Synoptische Analyse zur Orkantiefentwicklung vom 21-23.Januar 2008
Das sich am 21. Januar entwickelnde Orkantief mit rund 945hPa, in Vorläufen auch bis 933hPa gerechnet, ist paradoxerweise zu klein, um die Großwetterlage so zu verändern, dass wir längere Zeit winterliche Gefühle entfalten können.
Grundsätzlich gilt - je größer ein Wirbel, desto ausgedehnter die Luftmassenadvektion. Kleine Wirbel führen zwar meist intensivere Warm- oder Kaltluft heran, aber nur für einen kurzen Zeitraum, da kleine Wirbel von größeren Wirbel gesteuert werden und somit in eine Zirkulation eingebettet sind, die Zirkulation selbst aber nicht verändern.
Dasselbe Schicksal widerfährt nun dem Orkantief auf dem Nordatlantik, welches sich vor ein paar Tagen nach dem GFS-Lauf noch zu einem umfangreicherem Tiefdruckwirbel hätte mausern sollen.
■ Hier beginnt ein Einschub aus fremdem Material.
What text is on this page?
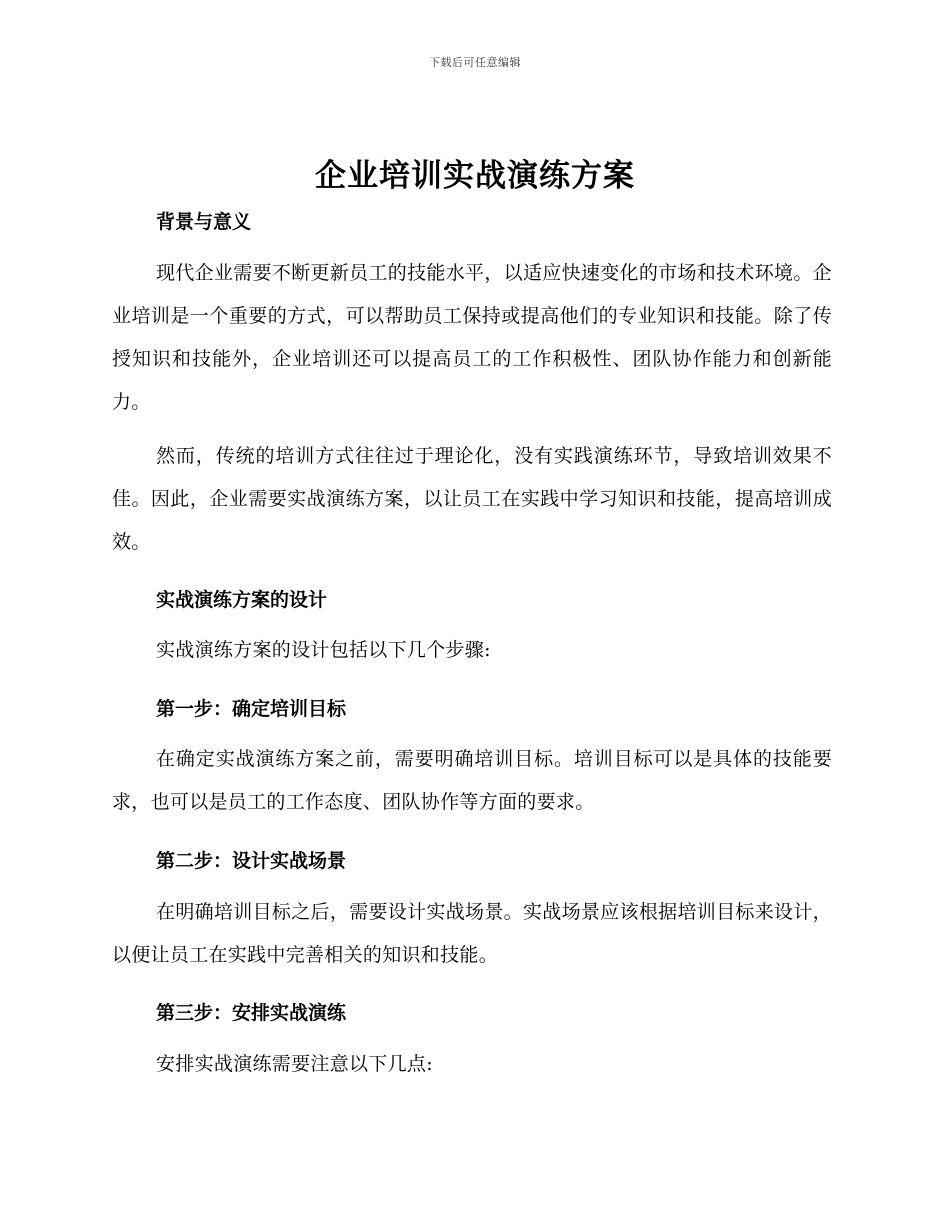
下载后可任意编辑
企业培训实战演练方案
背景与意义

现代企业需要不断更新员工的技能水平，以适应快速变化的市场和技术环境。企业培训是一个重要的方式，可以帮助员工保持或提高他们的专业知识和技能。除了传授知识和技能外，企业培训还可以提高员工的工作积极性、团队协作能力和创新能力。

然而，传统的培训方式往往过于理论化，没有实践演练环节，导致培训效果不佳。因此，企业需要实战演练方案，以让员工在实践中学习知识和技能，提高培训成效。

实战演练方案的设计

实战演练方案的设计包括以下几个步骤:

第一步：确定培训目标

在确定实战演练方案之前，需要明确培训目标。培训目标可以是具体的技能要求，也可以是员工的工作态度、团队协作等方面的要求。

第二步：设计实战场景

在明确培训目标之后，需要设计实战场景。实战场景应该根据培训目标来设计，以便让员工在实践中完善相关的知识和技能。

第三步：安排实战演练

安排实战演练需要注意以下几点:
Es wäre dann in der Lage gewesen, einen blockierenden Keil auf dem Nordatlantik aufzubauen, der die atlantische Westdrift von uns abgeschnitten hätte und uns für längere Zeit unter Zufuhr von polarer Kaltluft gesetzt hätte.
Die zu ideale Konstellation von rückseitig vorstoßendem Höhentrog, extremen Jetstreakauszug und auf der Trogvorderseite gelegenem Bodentief macht diese nachhaltige Winterhoffnung aber nun zunichte.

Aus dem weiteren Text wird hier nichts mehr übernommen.